Four, India, Pakistan, Vietnam and other Southeast Asian countries have greatly increased demand for us cotton and are directly competing with China's procurement. Once China opens $400-500 billion in imports of US agricultural products (regardless of storage or market operation), ICE will open up and break ahead.
In October 30th, before the opening of ICE futures contract, it was 65.85 cents higher, breaking the 66 cents mark. Some institutions and international cotton traders have decided that the market sentiment is gradually shifting from empty to open, and the empty force is going to open up and run away. The main contract is brewing up. Once the joint promotion of the fundamentals and the peripheral market is favorable, ICE will open up the key point of 68 cents / pound, then 70 cents / pound, 73 cents / pound or shape will not be much resistance, and the bull will be 75 cents / pound. The short term and short term will be set up near 68 cents / pound to facilitate the decisive battle; and whether the first stage agreement of Sino US trade negotiation can be successfully signed will be the key to break the 68 main contract of ICE.
The author thinks that the rise of ICE can be described as down-to-earth, with a single view, and the components of capital speculation and emotional catharsis are not large. The probability of being forced to open 68 cents or even 70 cents is large. The reasons can be summarized as follows:
First, the basic supply of cotton in the northern hemisphere has increased, and the USDA monthly report is facing adjustment.

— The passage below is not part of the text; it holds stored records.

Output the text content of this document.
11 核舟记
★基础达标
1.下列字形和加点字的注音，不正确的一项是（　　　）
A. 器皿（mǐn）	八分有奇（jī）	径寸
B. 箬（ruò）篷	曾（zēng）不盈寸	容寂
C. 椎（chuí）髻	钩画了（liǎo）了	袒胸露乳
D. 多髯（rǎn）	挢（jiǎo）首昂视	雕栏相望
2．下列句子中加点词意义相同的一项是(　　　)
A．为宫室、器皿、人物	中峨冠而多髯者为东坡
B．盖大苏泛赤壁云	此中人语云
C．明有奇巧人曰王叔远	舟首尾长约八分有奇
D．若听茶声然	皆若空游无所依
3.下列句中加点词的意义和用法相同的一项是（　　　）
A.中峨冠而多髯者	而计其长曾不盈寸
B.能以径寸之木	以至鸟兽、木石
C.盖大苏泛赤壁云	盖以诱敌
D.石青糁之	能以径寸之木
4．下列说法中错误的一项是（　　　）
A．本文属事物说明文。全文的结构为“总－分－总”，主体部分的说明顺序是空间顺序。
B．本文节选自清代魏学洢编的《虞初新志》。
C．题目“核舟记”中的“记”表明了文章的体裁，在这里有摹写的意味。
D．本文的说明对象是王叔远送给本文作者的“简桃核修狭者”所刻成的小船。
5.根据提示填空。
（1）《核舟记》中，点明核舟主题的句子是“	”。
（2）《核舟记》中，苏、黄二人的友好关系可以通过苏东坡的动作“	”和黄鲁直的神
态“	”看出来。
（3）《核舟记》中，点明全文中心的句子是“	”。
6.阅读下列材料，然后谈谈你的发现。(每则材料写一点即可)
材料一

Not only in the central and Southern cotton fields of the United States, but also in Texas, the temperature and snow will continue to fall; the India monsoon will not only lead to the decline of the quality of new cotton, but also the output will be much lower than expected; after the strong expectation of the decline in unit production and the decrease in total production in some cotton areas of Xinjiang, China, the trend of global supply and demand in 2019/20 will turn.
Two, the Sino US trade negotiations are in full swing. The cancellation of the APEC conference does not affect the signing of the first stage agreement and the second phase of consultations. In response to Chile's abandonment of the APEC conference, the US side responded to the first stage agreement between China and the United States at any time and place. According to the industry analysis, with the completion of the technical consultation of some texts, the obstacle to the agreement has been removed. In addition, the US presidential election and the economic data are not ideal.
Three, the Federal Reserve has cut interest rates continuously and launched large-scale printing mode, triggering a strong rebound in global financial, debt and commodity markets. In October 31st, the Federal Reserve Open Market Committee (FOMC) announced a 25 basis point cut of interest rate to 1.50%~1.75%, which was in line with the expectation that the European Union, China and other countries were forced to follow suit to reduce interest rates and reduce liquidity for the third time reduction in the year.
Four, India, Pakistan, Vietnam and other Southeast Asian countries have greatly increased demand for us cotton and are directly competing with China's procurement. Once China opens $400-500 billion in imports of US agricultural products (regardless of storage or market operation), ICE will open up and break ahead.